Les statistiques sur l’IVG révèlent des différences entre les cantons en ce qui concerne les prestations offertes, qui ne peuvent pas être justifiées uniquement par la demande. En ce qui concerne l’article 119, alinéa 1 du Code pénal, il existe des différences pour ce qui est de l’indication. En cas de grossesse avancée, les raisons purement psychosociales sont appréciées différemment de celles basées sur le diagnostic prénatal. Par ailleurs, la stigmatisation de l’IVG est un fardeau qui peut entraîner du stress et des problèmes psychosociaux chez les personnes concernées. De plus, la prise en charge et le traitement de ces dernières dans les hôpitaux publics tout comme les fournisseurs de prestations ne répondent pas partout aux normes de qualité professionnelle, ce qui peut aussi avoir pour conséquence de retarder, voire d’empêcher une interruption de grossesse. Enfin, les femmes touchées par la pauvreté ou les jeunes femmes sont entre autres confrontées à des obstacles financiers du fait du coût de l’avortement.

Antrag des Bundesrates

Rejet

Stellungnahme des Bundesrates

Comme il l’a exposé dans son avis sur le postulat Porchet 23.3823 « Lever les barrières à l’interruption de grossesse en Suisse », dont la teneur est presque identique, le Conseil fédéral estime important de garantir à toutes les femmes en Suisse l’accès à une offre de conseil en cas de grossesse non désirée, conformément à la loi fédérale sur les centres de consultation en matière de grossesse (RS 857.5), de même que l’accès à l’avortement conformément aux dispositions du code pénal (CP ; RS 311.0 ; art. 119). La mise en œuvre incombe aux cantons. Les femmes enceintes et les personnes qui les accompagnent disposent dans toute la Suisse d’offres pour des consultations psychosociales et médicales professionnellement reconnues (voir l’avis du Conseil fédéral sur la motion 20.3301 von Siebenthal « Grossesses à problèmes. Améliorer l’information et les conseils destinés aux femmes enceintes »).

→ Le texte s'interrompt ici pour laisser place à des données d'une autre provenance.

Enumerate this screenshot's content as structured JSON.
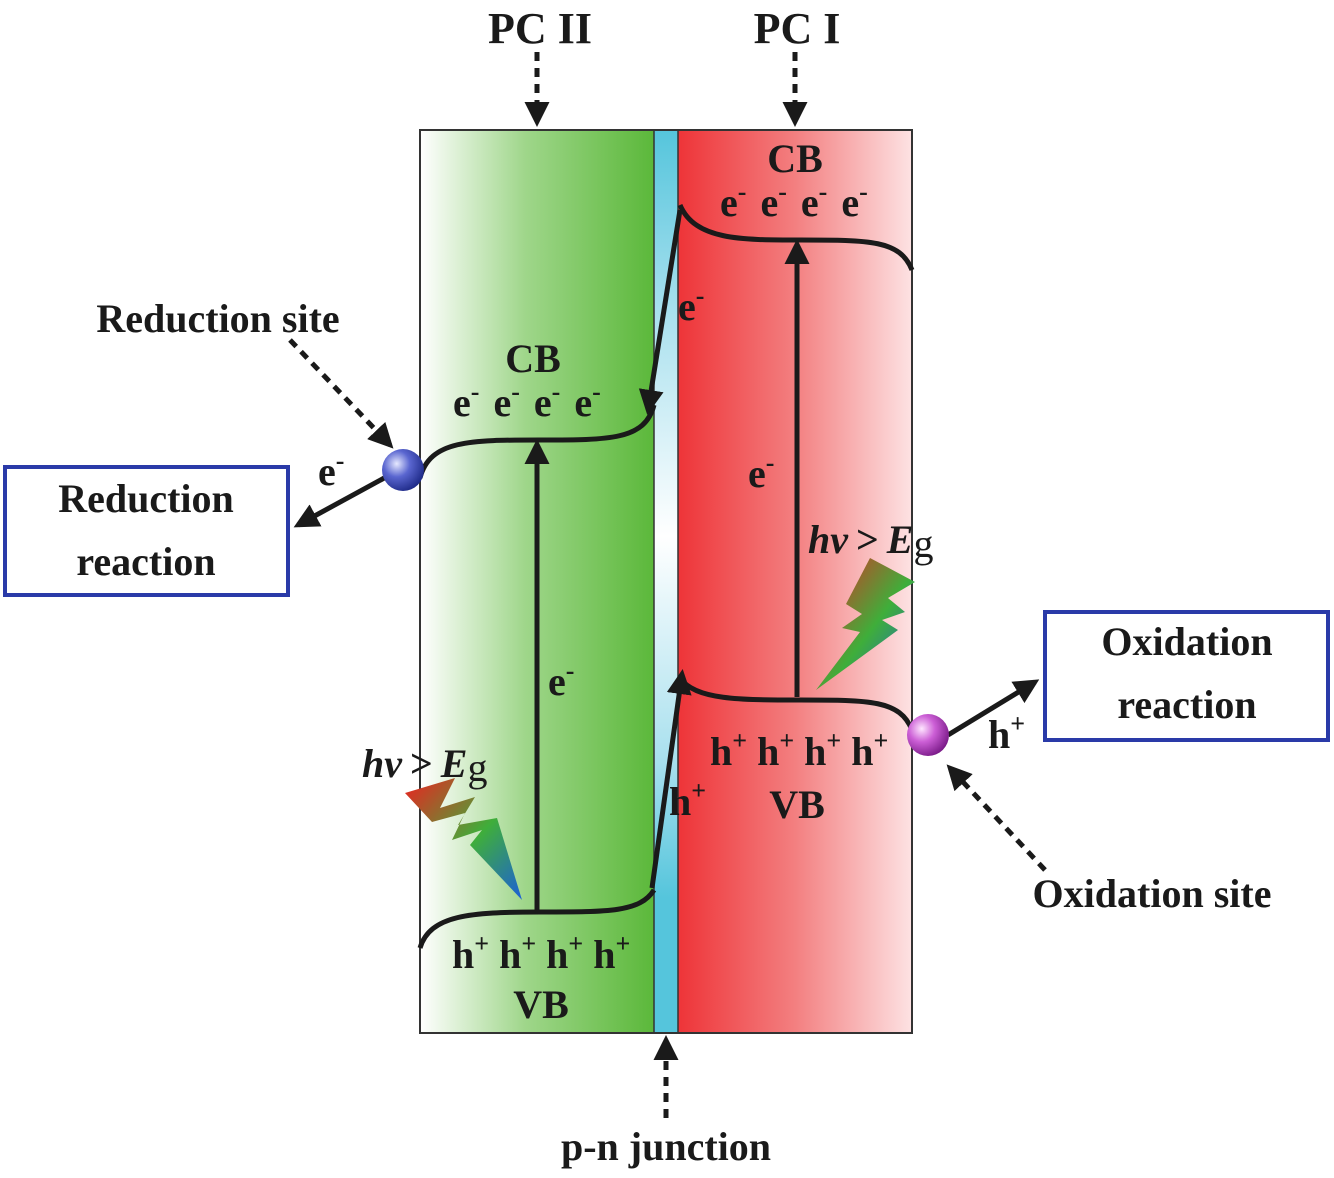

La pratique même de l’interruption de grossesse relève de la compétence des fournisseurs de soins de santé. Les cantons sont tenus de désigner les cabinets et les établissements hospitaliers habilités à y procéder, comme déjà indiqué dans les réponses aux interpellations von Siebenthal 16.4043 « Avortements en Suisse » et 19.3754 « Pétition de l’association “Marche pour la vie”. Information et conseils sur les risques de l’interruption de grossesse ». Le site Internet de l’APAC-Suisse (Association de professionnels de l’avortement et de la contraception) fournit une liste des établissements pratiquant l’interruption de grossesse. Par ailleurs, les centres de consultation en matière de grossesse, accessibles gratuitement dans tous les cantons, informent les femmes concernées des possibilités dont elles disposent. La Société suisse de gynécologie et d’obstétrique (SSGO) établit des lignes directrices sur l’interruption de grossesse, qu’elle met à la disposition du corps médical.

Des informations sur la situation en Suisse sont déjà disponibles (p. ex. sur les différences cantonales ou sur les méthodes utilisées) grâce aux statistiques publiées régulièrement par l’Office fédéral de la statistique. Le Conseil fédéral estime qu’un rapport supplémentaire n’apporterait pas de nouvelles connaissances fondamentales. En outre, la mise en œuvre d’éventuelles mesures incomberait aux cantons et aux fournisseurs de prestations.

En revanche, le Conseil fédéral indique qu’il recommande d’accepter les postulats Vincenz 23.3762 et Marti Min Li 23.3805 « IVG. Évaluation du régime du délai », de même teneur. Si le parlement transmet ces interventions, un rapport sera établi sur les questions liées à la réglementation actuelle de l’interruption de grossesse dans le CP.